I have been thinking about adoption lately.  I think it may have something to do with the small boy who came into our home and split my heart wide open this week.  Not because I want to adopt him, but because I pray that someone else will.

You see, he will need to be adopted at some point.  He is not going to return to his biological parents.  Knowing this has caused me to think he will someday be a child of adoption.  Adopted.  Chosen.  I want so much for this little angel to have parents who have longed to become parents.  I want him to be their dream-come-true, their everything.  I want them to be unable to imagine life without him and to wonder at their good fortune for being chosen for him.  I want them to see past his challenges through to his beautiful soul.  All children deserve that, don't they?  Especially children who have been bruised, broken, and neglected. Separated from their families for the sake of safety.  I want him to be chosen, loved, and treasured.

I myself was adopted and I have known the joys of adoption from both sides of the mirror.  As an adoptee and as an adoptive parent.  As an adoptee, I was surrendered by my biological mother, who was young, single, and unprepared, to parents who had experienced the devastating loss of 3 premature infants.  It is a miracle, really, how God places children in families.  Birth families and adoptive families alike are given exactly the child or children that God has chosen for them to raise, to guide and protect until He returns them home to Heaven.  It could be a few days, or many, many years.  Either way,  it was decided long before we put our human touch on it.  The concept is mind-boggling.

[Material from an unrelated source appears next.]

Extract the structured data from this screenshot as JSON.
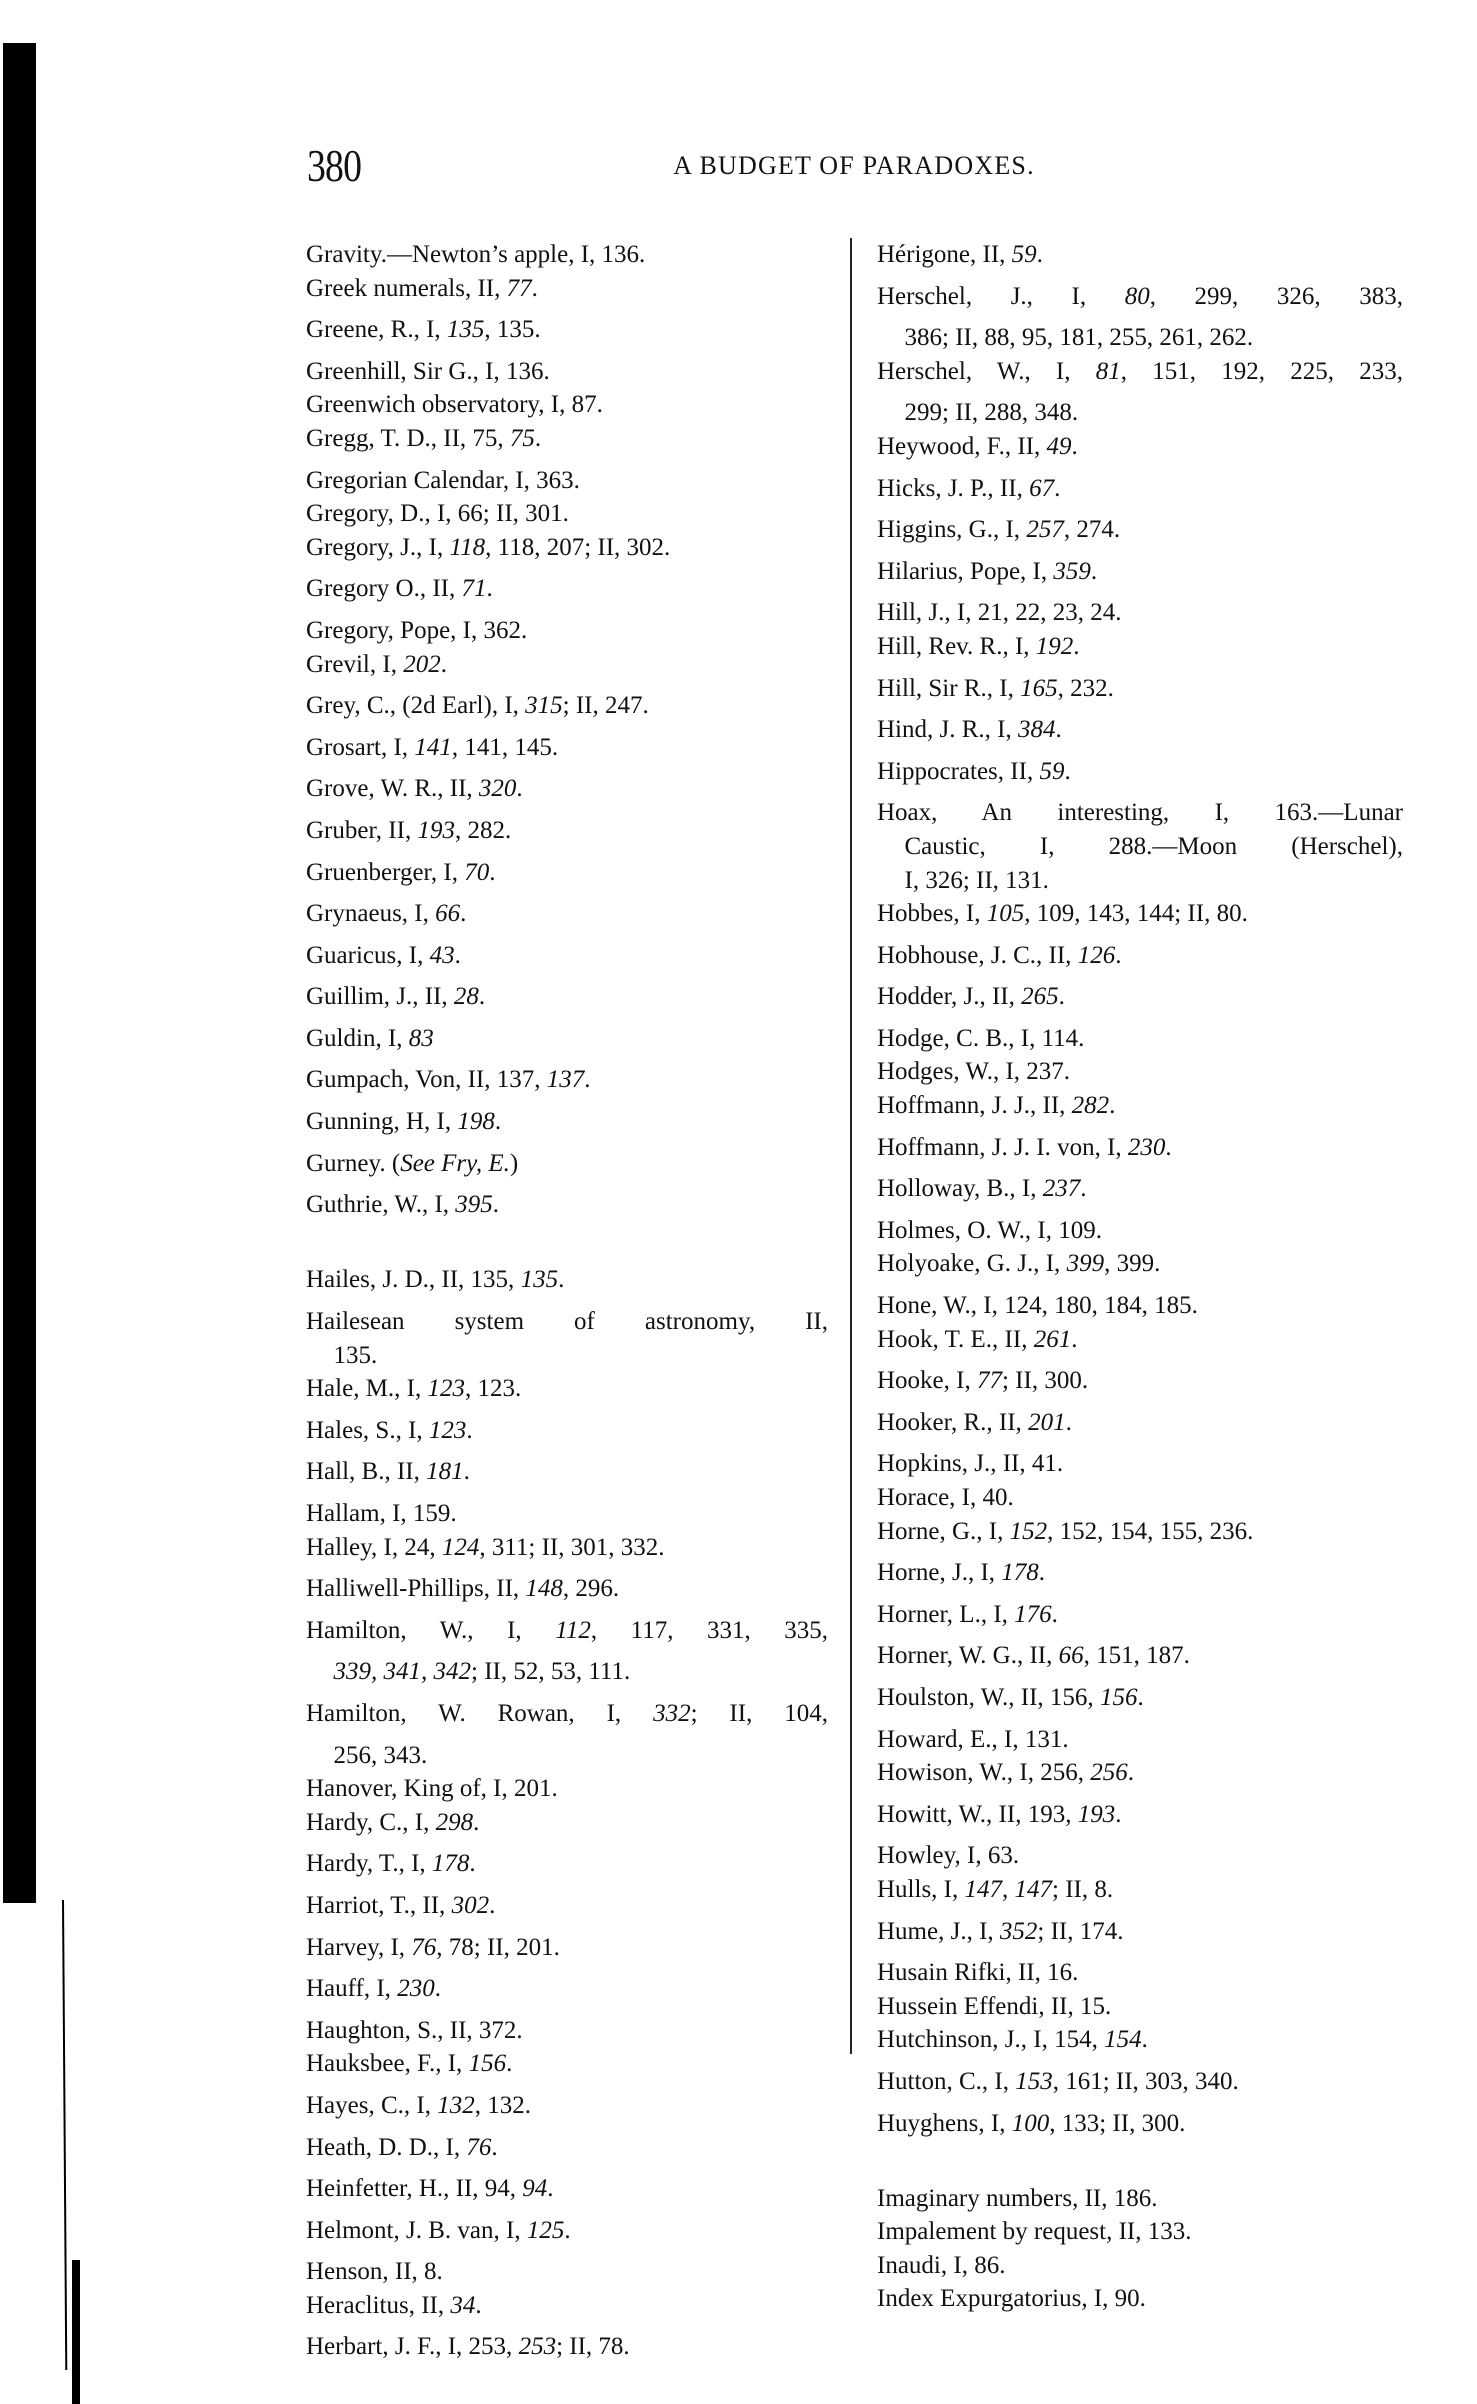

The boys that Toby and I have adopted have completed our family perfectly.  We didn't know we were missing them until they came, and then we knew immediately.  They were ours.  Just like that, we knew.  In the 15 years that we have been providing foster care, this has only happened one other time and then it was not meant to be.  We loved the other 50+ children we cared for too, but we knew we were not to be their forever family.  With Josh and Levi, we recognized them as our children long before we knew they would be able to stay.  Our love for them is matched only by our love for our biological children.  In fact, we sometimes say we have forgotten which of our kids we adopted:)

I read a blog entry today that I want to share.  It is kind of long, but well worth reading to get an honest look at the adoption process through the eyes of adoptive parents.  It is found here:

http://www.chsfs.org/blog/dear-moms-adopted-children#.U0a5U239p-M.facebook

Adoption is not for everyone, by any means.  Most families in the world will be formed through biology. I hope, though, for the little monkey in my home, that there is family out there wishing, praying, to complete their family with a special little boy.  Waiting for their dreams to come true while making his come true too.